Mapping ComputeMux memory requirements to hardware in an optimal way depends on the type of hardware. A multi-core CPU has different memory access characteristics than a DSP or AI accelerator which again differ from a discrete GPU.
ComputeMux inherits the concept of an address space (memory region) from OpenCL. In this section we will begin with some examples of hardware and walk through how various types of physical memory are mapped to address spaces.
For now, let us focus on a hypothetical DSP.
Example DSP Memory Mapping
Our hypothetical DSP has a memory topology with a register file, on-chip tile memory, and access to DDR.
DDR is mapped to the global address space. Cache coherency, or even a cache, is not required. Synchronization of data occurs at explicit points before and after kernel execution, or during kernel execution via DMA operations enabled by support for Pinned Memory.
Through extensions it is also possible to expose additional data synchronization mechanisms to enable the user to extract the maximum performance from the hardware.
On-chip tile memory is mapped to the local address space. Data transfers into and out of on-chip tile memory can be invoked during kernel execution asynchronously, allowing for efficient tiled processing of one set of data while another is being loaded or stored.
How To Support Large Scratchpad Memories for some more in depth scenarios of utilizing on-chip memory effectively.
The register file is mapped to the private address space, this is where the kernel’s live variables are stored. In the event that a kernel exhausts the register file capacity, a portion of on-chip tile memory should be reserved for the private address space for use as stack space.
The OpenCL specification section on Fundamental Memory Regions describes four named address spaces for device memory.
A memory region read/write accessible to all work-items executing a kernel instance on device.
The global address space is mapped to the device’s DRAM when available or system RAM otherwise.
The driver requirements section on Memory Management for more information about how memory in the global address space is managed at runtime.
A region of global memory read accessible to all work-items executing a kernel instance on device.
The mapping of the constant address space depends a lot on the hardware. If the hardware has a suitable memory region, such as GPU uniform memory, the constant address space will be mapped there. In most cases the constant address space will be mapped in the same way as the global address space.
A memory region shared by work-items in a work-group, not accessible to work-items outside of work-group. Variables allocated in the local address space inside a kernel function are allocated for each work-group executing the kernel and exist only for the lifetime of the work-group executing the kernel.
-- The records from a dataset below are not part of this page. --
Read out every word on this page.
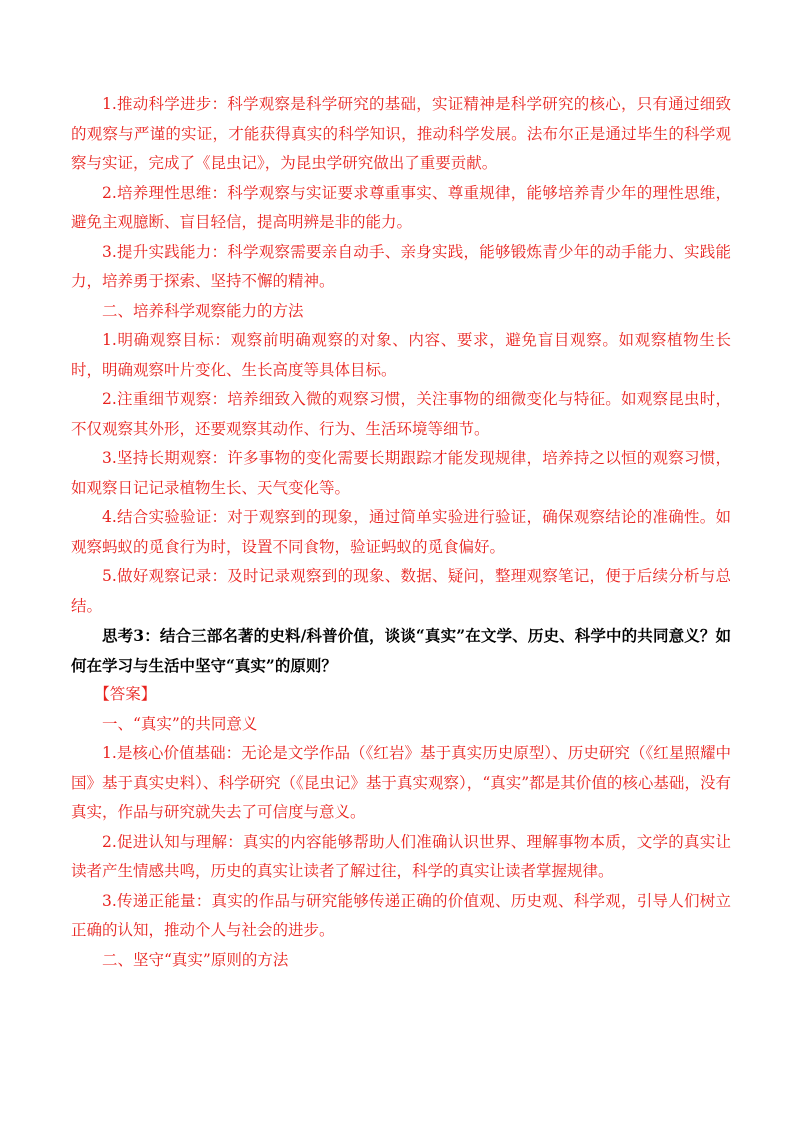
1.推动科学进步：科学观察是科学研究的基础，实证精神是科学研究的核心，只有通过细致的观察与严谨的实证，才能获得真实的科学知识，推动科学发展。法布尔正是通过毕生的科学观察与实证，完成了《昆虫记》，为昆虫学研究做出了重要贡献。

2.培养理性思维：科学观察与实证要求尊重事实、尊重规律，能够培养青少年的理性思维，避免主观臆断、盲目轻信，提高明辨是非的能力。

3.提升实践能力：科学观察需要亲自动手、亲身实践，能够锻炼青少年的动手能力、实践能力，培养勇于探索、坚持不懈的精神。

二、培养科学观察能力的方法

1.明确观察目标：观察前明确观察的对象、内容、要求，避免盲目观察。如观察植物生长时，明确观察叶片变化、生长高度等具体目标。

2.注重细节观察：培养细致入微的观察习惯，关注事物的细微变化与特征。如观察昆虫时，不仅观察其外形，还要观察其动作、行为、生活环境等细节。

3.坚持长期观察：许多事物的变化需要长期跟踪才能发现规律，培养持之以恒的观察习惯，如观察日记记录植物生长、天气变化等。

4.结合实验验证：对于观察到的现象，通过简单实验进行验证，确保观察结论的准确性。如观察蚂蚁的觅食行为时，设置不同食物，验证蚂蚁的觅食偏好。

5.做好观察记录：及时记录观察到的现象、数据、疑问，整理观察笔记，便于后续分析与总结。

思考3：结合三部名著的史料/科普价值，谈谈“真实”在文学、历史、科学中的共同意义？如何在学习与生活中坚守“真实”的原则？

【答案】

一、“真实”的共同意义

1.是核心价值基础：无论是文学作品（《红岩》基于真实历史原型）、历史研究（《红星照耀中国》基于真实史料）、科学研究（《昆虫记》基于真实观察），“真实”都是其价值的核心基础，没有真实，作品与研究就失去了可信度与意义。

2.促进认知与理解：真实的内容能够帮助人们准确认识世界、理解事物本质，文学的真实让读者产生情感共鸣，历史的真实让读者了解过往，科学的真实让读者掌握规律。

3.传递正能量：真实的作品与研究能够传递正确的价值观、历史观、科学观，引导人们树立正确的认知，推动个人与社会的进步。

二、坚守“真实”原则的方法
Commonly mapped to on-chip memory attached to a single processor core designed to efficiently store a tile of temporary data. OpenCL provides asynchronous DMA builtin functions for moving data between the local and global memory address spaces that capable hardware can make use of.
A region of memory private to a work-item. Variables defined in a work-item’s private memory is not visible to another work-item.
Memory private to individual work-items is usually mapped to registers or stack space on a processor core.
An operating system which manages virtual memory is not required to guarantee that virtually contiguous pages are physically contiguous, and can move physical pages or opt to evict them to a swap partition in some circumstances. This is problematic when attempting to share data with another processor which has physical access to DDR, such as a DSP or discrete GPU.
Fortunately, it is possible to tell the operating system to lock or pin physically contiguous regions of memory to ensure they will not be moved or evicted. We refer to this as pinned memory.
Pinned memory can be an important mechanism to enable optimization of data movement. Given a memory address, we can query the operating system to find out if it resides in a pinned memory region. Using this information, a device driver can determine if it is possible to optimize data transfers using DMA operations, or a slower fallback which can handle page faults is necessary.
When a device does not have dedicated memory, pinned memory becomes a requirement for accessing system RAM mapped to the global address space.